54. The method of claim 53, wherein, in step (f), the enforcement policy applied at the second content server operates to reduce a rate of request messages from the client or for the URI.
55. The method of claim 53, wherein the second content server was not applying an enforcement policy against the client or the URI before receiving the instruction from the one or more control servers.
56. The method of claim 53, wherein the enforcement policy applied by the second content server includes an action that includes: denying requests messages from the client or for the URI.
57. The method of claim 53, wherein recording information comprises incrementing a count for a client identifier associated with the client.

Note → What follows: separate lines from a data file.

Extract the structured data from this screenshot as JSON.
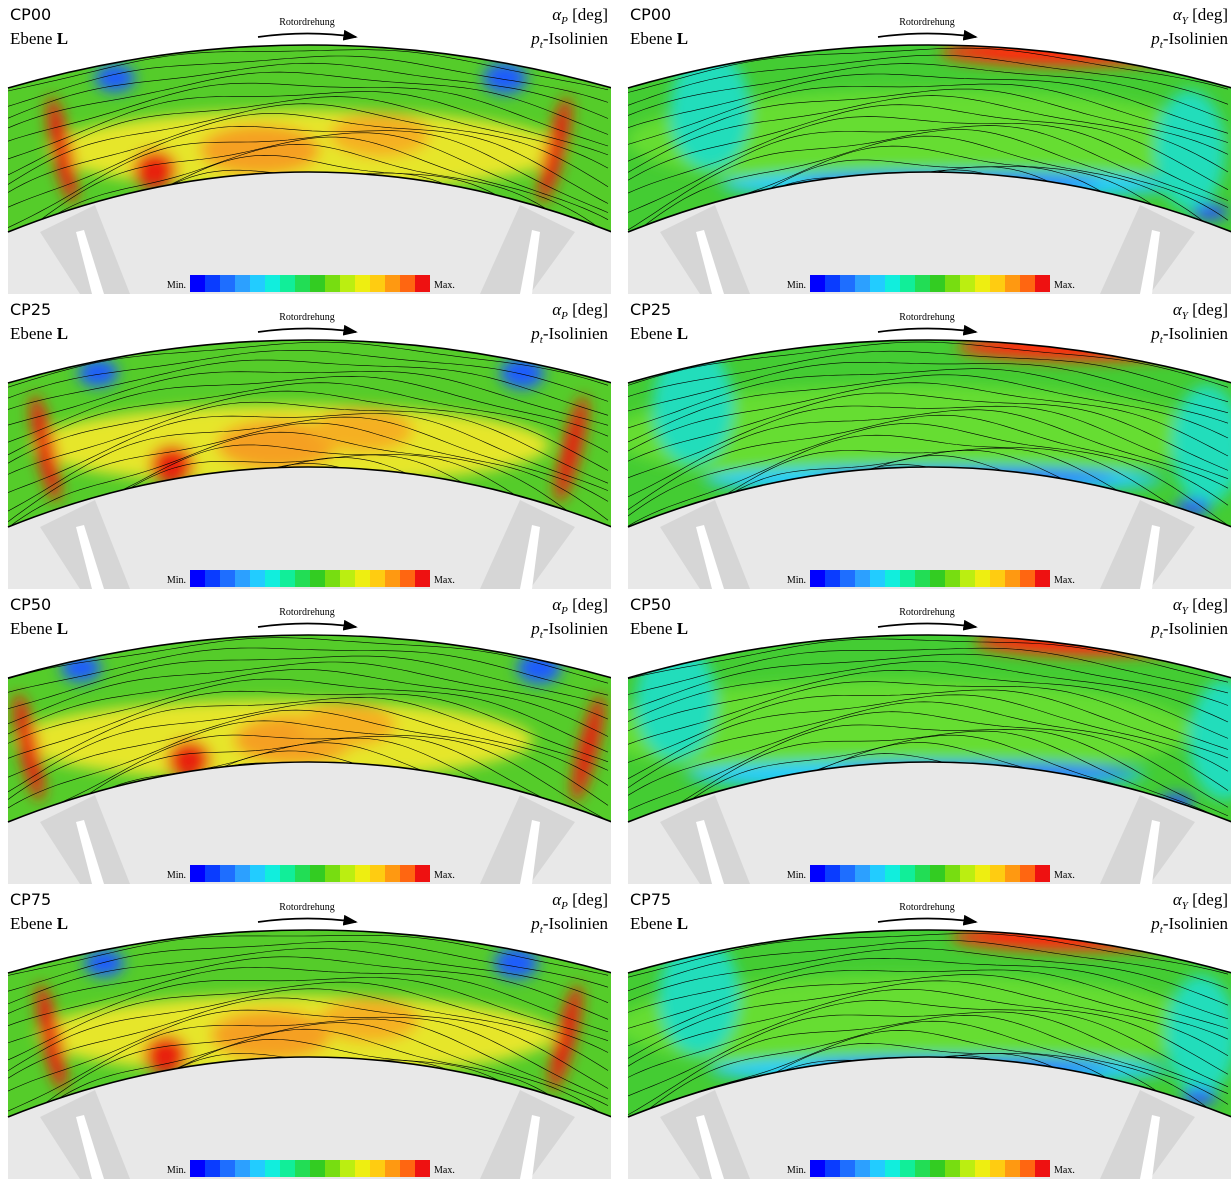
{
  "panels": [
    {
      "label": "CP00",
      "plane": {
        "text": "Ebene",
        "id": "L"
      },
      "rotation": "Rotordrehung",
      "quantity": {
        "symbol": "α",
        "subscript": "P",
        "unit": "[deg]"
      },
      "isolines": {
        "symbol": "p",
        "subscript": "t",
        "text": "-Isolinien"
      },
      "colorbar": {
        "min": "Min.",
        "max": "Max."
      }
    },
    {
      "label": "CP00",
      "plane": {
        "text": "Ebene",
        "id": "L"
      },
      "rotation": "Rotordrehung",
      "quantity": {
        "symbol": "α",
        "subscript": "Y",
        "unit": "[deg]"
      },
      "isolines": {
        "symbol": "p",
        "subscript": "t",
        "text": "-Isolinien"
      },
      "colorbar": {
        "min": "Min.",
        "max": "Max."
      }
    },
    {
      "label": "CP25",
      "plane": {
        "text": "Ebene",
        "id": "L"
      },
      "rotation": "Rotordrehung",
      "quantity": {
        "symbol": "α",
        "subscript": "P",
        "unit": "[deg]"
      },
      "isolines": {
        "symbol": "p",
        "subscript": "t",
        "text": "-Isolinien"
      },
      "colorbar": {
        "min": "Min.",
        "max": "Max."
      }
    },
    {
      "label": "CP25",
      "plane": {
        "text": "Ebene",
        "id": "L"
      },
      "rotation": "Rotordrehung",
      "quantity": {
        "symbol": "α",
        "subscript": "Y",
        "unit": "[deg]"
      },
      "isolines": {
        "symbol": "p",
        "subscript": "t",
        "text": "-Isolinien"
      },
      "colorbar": {
        "min": "Min.",
        "max": "Max."
      }
    },
    {
      "label": "CP50",
      "plane": {
        "text": "Ebene",
        "id": "L"
      },
      "rotation": "Rotordrehung",
      "quantity": {
        "symbol": "α",
        "subscript": "P",
        "unit": "[deg]"
      },
      "isolines": {
        "symbol": "p",
        "subscript": "t",
        "text": "-Isolinien"
      },
      "colorbar": {
        "min": "Min.",
        "max": "Max."
      }
    },
    {
      "label": "CP50",
      "plane": {
        "text": "Ebene",
        "id": "L"
      },
      "rotation": "Rotordrehung",
      "quantity": {
        "symbol": "α",
        "subscript": "Y",
        "unit": "[deg]"
      },
      "isolines": {
        "symbol": "p",
        "subscript": "t",
        "text": "-Isolinien"
      },
      "colorbar": {
        "min": "Min.",
        "max": "Max."
      }
    },
    {
      "label": "CP75",
      "plane": {
        "text": "Ebene",
        "id": "L"
      },
      "rotation": "Rotordrehung",
      "quantity": {
        "symbol": "α",
        "subscript": "P",
        "unit": "[deg]"
      },
      "isolines": {
        "symbol": "p",
        "subscript": "t",
        "text": "-Isolinien"
      },
      "colorbar": {
        "min": "Min.",
        "max": "Max."
      }
    },
    {
      "label": "CP75",
      "plane": {
        "text": "Ebene",
        "id": "L"
      },
      "rotation": "Rotordrehung",
      "quantity": {
        "symbol": "α",
        "subscript": "Y",
        "unit": "[deg]"
      },
      "isolines": {
        "symbol": "p",
        "subscript": "t",
        "text": "-Isolinien"
      },
      "colorbar": {
        "min": "Min.",
        "max": "Max."
      }
    }
  ]
}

58. The method of claim 57, wherein the client is identified by any of a client IP address, session id, user id, token, and cookie.
59. The method of claim 53, wherein the plurality of content servers are proxy servers.
60. The method of claim 53, wherein the plurality of content servers are proxy cache servers operated by a content delivery network service provider to deliver content on behalf of a plurality of content provider customers, and the one or more match conditions defining the category of traffic are configurable on a content provider by content provider basis.
61. The method of claim 53, wherein the protocol is HTTP.
62. The method of claim 53, wherein the first and second content servers are located in different geographic locations.